There is air filtration within the subway cars. “The inside of subway cars tends to be cleaner than the outside,” Caravanos said. “Subway car air tends to get filtered. It’s not really a HEPA filter [which filters 99.97% of fine airborne particulates], so it’s not hospital-room air quality coming out of the vents of a subway car. But it still offers some filtration.”
Wearing a mask or something to cover your face when on the train or bus—”Anything is better than nothing,” said Caravanos—will not ensure complete safety, but it will help to limit exposure. The best way to stem the spread of the virus, however, is following state and MTA guidelines. Public transportation should only be taken by those who need to use it: essential workers, people going to and from the grocery store, and people on the way to the doctor. If you don’t need to travel, stay at home.
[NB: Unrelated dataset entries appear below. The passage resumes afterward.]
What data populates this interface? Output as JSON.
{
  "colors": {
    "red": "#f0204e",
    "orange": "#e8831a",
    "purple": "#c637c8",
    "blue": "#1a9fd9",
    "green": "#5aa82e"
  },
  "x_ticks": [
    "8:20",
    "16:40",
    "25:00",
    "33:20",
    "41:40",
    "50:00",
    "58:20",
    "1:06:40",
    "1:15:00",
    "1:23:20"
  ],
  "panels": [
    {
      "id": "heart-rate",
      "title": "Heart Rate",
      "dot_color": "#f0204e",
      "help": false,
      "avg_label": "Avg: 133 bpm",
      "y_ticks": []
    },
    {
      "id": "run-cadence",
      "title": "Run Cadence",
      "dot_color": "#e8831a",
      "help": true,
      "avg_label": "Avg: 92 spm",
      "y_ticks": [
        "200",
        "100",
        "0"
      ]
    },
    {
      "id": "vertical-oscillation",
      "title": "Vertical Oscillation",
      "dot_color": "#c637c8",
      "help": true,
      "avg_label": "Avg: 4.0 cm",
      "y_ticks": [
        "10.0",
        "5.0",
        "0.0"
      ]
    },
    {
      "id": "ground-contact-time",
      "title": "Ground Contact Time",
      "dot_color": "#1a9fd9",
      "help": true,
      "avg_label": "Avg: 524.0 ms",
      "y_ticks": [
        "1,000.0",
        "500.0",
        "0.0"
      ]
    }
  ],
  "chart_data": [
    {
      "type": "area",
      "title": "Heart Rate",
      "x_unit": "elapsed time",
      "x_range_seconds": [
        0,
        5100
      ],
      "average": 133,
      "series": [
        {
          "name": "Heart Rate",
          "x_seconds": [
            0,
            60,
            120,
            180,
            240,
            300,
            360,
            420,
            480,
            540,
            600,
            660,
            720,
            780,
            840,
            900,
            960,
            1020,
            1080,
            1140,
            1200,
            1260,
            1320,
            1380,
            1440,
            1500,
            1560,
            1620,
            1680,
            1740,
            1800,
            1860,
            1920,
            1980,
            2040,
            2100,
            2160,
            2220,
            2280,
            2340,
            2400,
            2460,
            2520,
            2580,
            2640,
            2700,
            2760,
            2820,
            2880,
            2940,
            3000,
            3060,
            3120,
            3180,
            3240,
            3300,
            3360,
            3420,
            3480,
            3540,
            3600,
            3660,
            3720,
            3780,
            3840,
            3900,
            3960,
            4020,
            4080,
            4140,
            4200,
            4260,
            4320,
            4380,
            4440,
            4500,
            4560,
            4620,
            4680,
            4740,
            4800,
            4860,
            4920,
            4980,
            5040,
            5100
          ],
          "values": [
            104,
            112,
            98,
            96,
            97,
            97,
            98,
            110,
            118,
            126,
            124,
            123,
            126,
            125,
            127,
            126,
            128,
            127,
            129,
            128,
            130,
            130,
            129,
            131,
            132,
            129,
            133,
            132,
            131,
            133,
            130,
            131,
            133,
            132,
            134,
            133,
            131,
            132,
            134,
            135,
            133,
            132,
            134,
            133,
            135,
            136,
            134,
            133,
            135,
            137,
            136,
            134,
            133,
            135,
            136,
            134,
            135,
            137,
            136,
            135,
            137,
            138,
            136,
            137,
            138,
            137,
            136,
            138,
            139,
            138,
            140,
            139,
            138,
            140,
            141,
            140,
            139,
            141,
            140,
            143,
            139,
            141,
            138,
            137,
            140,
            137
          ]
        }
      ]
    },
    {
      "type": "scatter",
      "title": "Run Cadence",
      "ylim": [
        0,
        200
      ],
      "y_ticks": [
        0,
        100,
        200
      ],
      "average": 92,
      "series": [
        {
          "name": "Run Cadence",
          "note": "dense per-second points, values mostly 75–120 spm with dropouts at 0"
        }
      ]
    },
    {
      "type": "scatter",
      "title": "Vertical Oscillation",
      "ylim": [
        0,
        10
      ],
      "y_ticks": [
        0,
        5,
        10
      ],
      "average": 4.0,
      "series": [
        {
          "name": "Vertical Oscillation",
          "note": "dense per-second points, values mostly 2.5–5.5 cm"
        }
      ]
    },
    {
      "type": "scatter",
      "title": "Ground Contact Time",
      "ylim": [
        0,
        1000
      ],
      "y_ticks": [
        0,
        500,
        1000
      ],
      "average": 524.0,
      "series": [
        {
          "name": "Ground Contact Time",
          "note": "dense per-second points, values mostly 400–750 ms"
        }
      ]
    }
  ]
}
Not everyone can, however. Sam Hipschman, a programs director at a senior center in downtown Manhattan, is an essential worker under New York’s new stay-at-home guidelines. Before the outbreak, he would take the subway from his apartment in Brooklyn to work. But following a two-week quarantine due to exposure to a confirmed case, he no longer feels comfortable doing so. “You don’t know how many people are going to be on the train and if it will be possible to effectively social distance on the train,” he said.
Instead, in the morning Hipschman said he orders a car through a ride-sharing service. In the afternoon, after serving the packaged lunches the senior center provides daily, he walks across the bridge into Brooklyn before ordering another ride to take him the rest of the way home. He added that new work-from-home practices mean that he is not traveling to work as often as before, allowing him to justify the higher cost of travel.
But to do a big part of his job, he has to be at the senior center. “We’re trying to keep spirits up,” he said, describing how he and some coworkers play music and dance as they hand out lunch to seniors. “Just like I am nervous about the commute, I know other people are nervous or afraid. I can imagine that there are a lot of people in the city right now who are essential employees who never imagined that that is something that would be asked of them in their job.”
But until the senior center makes the full shift to a home delivery system and he can work from home, he will continue commuting to work. “I care deeply about the people we serve and I am happy to be doing whatever I can,” he said.